A statement issued by the district’s leaders explained that citizens may be compensated for reporting via phone, email, or letter any “unqualified religious personnel, unauthorized trans-regional activities, preaching and distributing printed religious works, audio-visual products outside places of worship, unauthorized donations, or private house gatherings,” according to China Christian Daily.
Illegal religious activity includes religious training for minors, unauthorized religious teachers or gatherings, and evangelistic activities for “parenting purposes.”
The announcement’s stated goal is to “strengthen the control of illegal religious activities in the district, prevent any COVID-19 cluster resulting from religious gatherings, mobilize the public to engage in preventing [and] suppressing illegal religious activities, and ensure a harmonious and stable religious landscape.”
The day prior to this announcement, Weihai City, Shandong, issued a similar advisory, while the Boshan District in Zibo issued theirs the following day.
Beginning last year, other localities such as Fujian, Guangxi, Henan, Hebei, and Liaoning have also offered financial compensation to citizens for reporting on illegal activities.

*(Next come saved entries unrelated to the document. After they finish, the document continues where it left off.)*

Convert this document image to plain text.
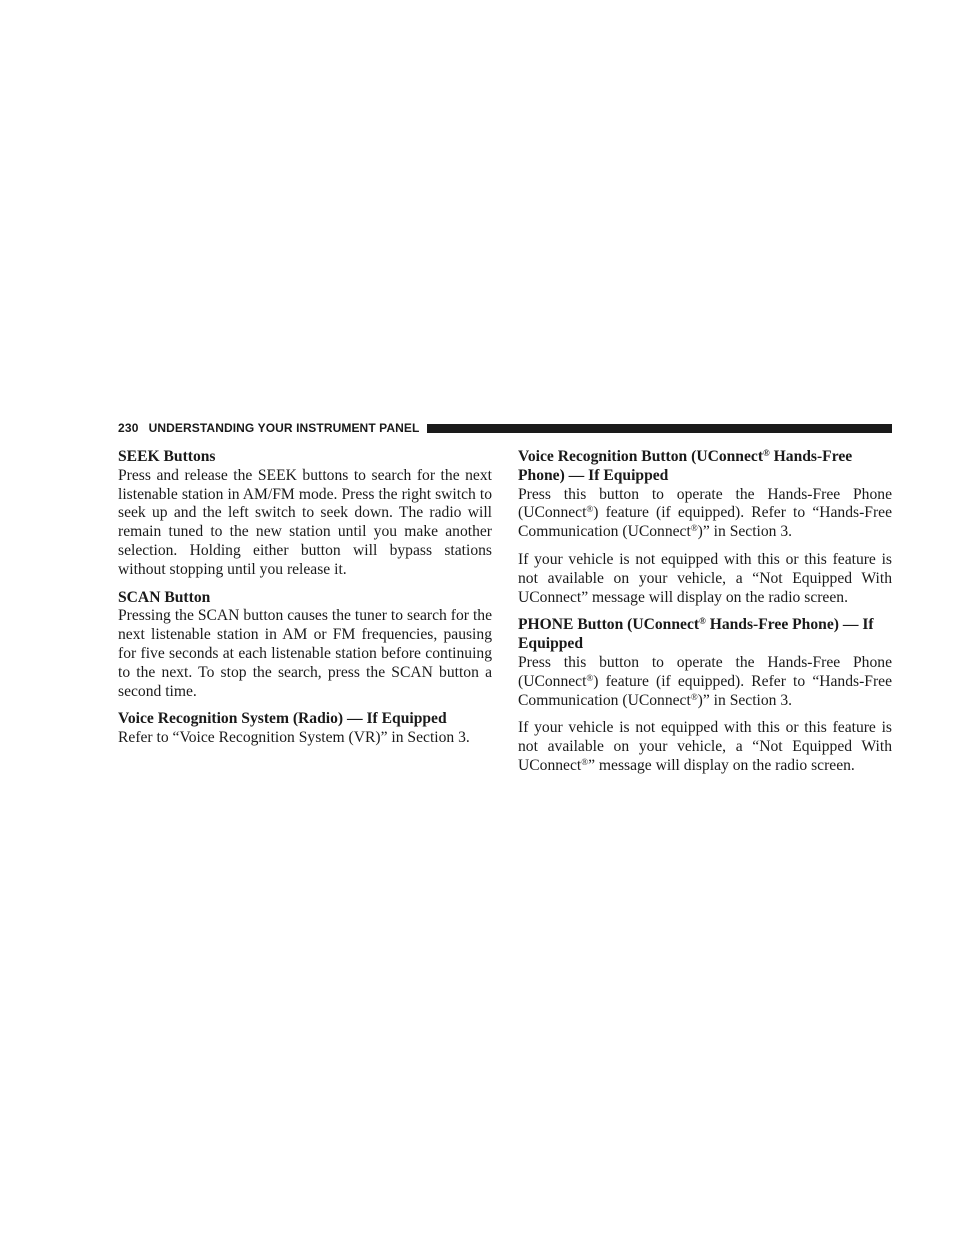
230 UNDERSTANDING YOUR INSTRUMENT PANEL

SEEK Buttons

Press and release the SEEK buttons to search for the next listenable station in AM/FM mode. Press the right switch to seek up and the left switch to seek down. The radio will remain tuned to the new station until you make another selection. Holding either button will bypass stations without stopping until you release it.

SCAN Button

Pressing the SCAN button causes the tuner to search for the next listenable station in AM or FM frequencies, pausing for five seconds at each listenable station before continuing to the next. To stop the search, press the SCAN button a second time.

Voice Recognition System (Radio) — If Equipped

Refer to “Voice Recognition System (VR)” in Section 3.

Voice Recognition Button (UConnect® Hands-Free Phone) — If Equipped

Press this button to operate the Hands-Free Phone (UConnect®) feature (if equipped). Refer to “Hands-Free Communication (UConnect®)” in Section 3.

If your vehicle is not equipped with this or this feature is not available on your vehicle, a “Not Equipped With UConnect” message will display on the radio screen.

PHONE Button (UConnect® Hands-Free Phone) — If Equipped

Press this button to operate the Hands-Free Phone (UConnect®) feature (if equipped). Refer to “Hands-Free Communication (UConnect®)” in Section 3.

If your vehicle is not equipped with this or this feature is not available on your vehicle, a “Not Equipped With UConnect®” message will display on the radio screen.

China Christian Daily also notes that the Weihai City announcement “stated that unauthorized religious training and summer or winter camps attended by minors, or any evangelistic activity for ‘parenting purposes’, should be reported. Unapproved Internet religious information, religious donation campaigns that violate the law, and charitable activities for evangelism would be also included.”
Over the last year, the Chinese Communist Party (CCP) has increasingly targeted dissident religious activity that falls outside of their strict regulation on how faith may be practiced by Christians, as well as by other religious minorities, such as Falun Gong.
While it would be unrealistic to compare the federalist, republican system of the United States with the authoritarian communist regime in Beijing, it is nonetheless chilling that a firm parallel can be drawn between local leaders in both countries in terms of how they justify deeming church services to be illegal.
That justification would be COVID-19.
Over the last year and a half, we have seen church gatherings that before the spring of 2020 would have never been considered illegal in any way, shape, or form in our seemingly free society suddenly facing threats of hefty fines or even imprisonment for not following the dictates of state and local public health departments (the examples are even more extreme across the border in Canada)
Meanwhile, laws meant to protect the “freedom” of certain individuals from discrimination are being used to limit the ability of Christians to freely exercise their own faith and convictions.
Where CCP officials offer monetary rewards for those who seek out and expose dissidents, in our system a woke cultural infrastructure sics mobs of angry keyboard warriors on anyone who has been ratted out by a woke activist for their wrongthink. In return, these loyal informants for the mob receive the seemingly moral reward of having effectively fought “fascism” or “racism” or “hate.”
The fact is, we no longer live in an environment that is very far removed from the CCP’s Orwellian mind control. It is simply a softer and more comfortable version.